Andrea Myers Achi, PhD, is trained as a Byzantinist, and her curatorial practice focuses on Byzantine art of the Mediterranean Basin and northeast Africa. She graduated from Barnard College in 2007 with a BA in ancient studies. She thought she would become a classics professor but fell in love with Byzantine art and archaeology her senior year during a study abroad program on an excavation in Egypt. Achi went on to receive two Masters of Arts degrees from New York University, the first in ancient Near Eastern and Egyptian studies with a concentration in archaeology and the second in Byzantine art. In 2018, she earned a PhD in art history and archaeology from the Institute of Fine Arts, New York University.

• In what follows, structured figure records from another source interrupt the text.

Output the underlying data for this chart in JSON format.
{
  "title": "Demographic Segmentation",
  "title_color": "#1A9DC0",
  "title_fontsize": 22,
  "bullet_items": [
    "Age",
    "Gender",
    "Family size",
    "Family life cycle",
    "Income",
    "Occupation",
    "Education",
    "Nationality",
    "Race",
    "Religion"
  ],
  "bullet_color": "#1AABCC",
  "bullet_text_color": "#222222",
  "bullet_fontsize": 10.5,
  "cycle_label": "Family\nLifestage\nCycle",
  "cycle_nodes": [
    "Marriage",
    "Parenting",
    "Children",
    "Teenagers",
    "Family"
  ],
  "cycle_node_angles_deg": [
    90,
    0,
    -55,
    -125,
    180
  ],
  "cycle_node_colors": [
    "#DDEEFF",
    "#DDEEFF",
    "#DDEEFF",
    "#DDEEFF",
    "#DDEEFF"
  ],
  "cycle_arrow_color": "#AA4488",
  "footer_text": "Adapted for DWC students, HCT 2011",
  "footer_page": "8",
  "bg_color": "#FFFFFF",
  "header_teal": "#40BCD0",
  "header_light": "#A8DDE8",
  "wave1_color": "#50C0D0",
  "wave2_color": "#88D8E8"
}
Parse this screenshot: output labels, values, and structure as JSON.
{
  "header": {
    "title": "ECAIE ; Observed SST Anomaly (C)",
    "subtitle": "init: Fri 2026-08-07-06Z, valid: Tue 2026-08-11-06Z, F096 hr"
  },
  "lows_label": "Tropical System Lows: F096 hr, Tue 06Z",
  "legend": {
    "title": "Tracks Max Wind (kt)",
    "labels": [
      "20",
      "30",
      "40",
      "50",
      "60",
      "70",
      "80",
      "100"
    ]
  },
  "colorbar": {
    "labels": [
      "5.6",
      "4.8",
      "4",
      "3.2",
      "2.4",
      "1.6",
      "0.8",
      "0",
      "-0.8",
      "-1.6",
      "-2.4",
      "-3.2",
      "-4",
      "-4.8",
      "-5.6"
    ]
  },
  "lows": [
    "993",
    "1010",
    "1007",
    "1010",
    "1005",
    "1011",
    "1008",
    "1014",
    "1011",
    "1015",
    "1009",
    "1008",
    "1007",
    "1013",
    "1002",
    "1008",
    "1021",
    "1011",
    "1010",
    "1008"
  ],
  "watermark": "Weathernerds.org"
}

Currently, Achi is the Mary and Michael Jaharis Associate Curator of Byzantine Art in the Department of Medieval Art and the Cloisters at the Metropolitan Museum of Art. In her role, she specializes in the art and archaeology of late antiquity and Byzantium, with a particular interest in illuminated manuscripts and ceramics. She has brought this expertise to bear on exhibitions like Art and Peoples of the Kharga Oasis (2017), Crossroads: Power and Piety (2020), The Good Life (2021), Africa & Byzantium (2023) at the Met and in numerous presentations and publications. Her next project, Afterlives, opens at the Met opens in January 2024.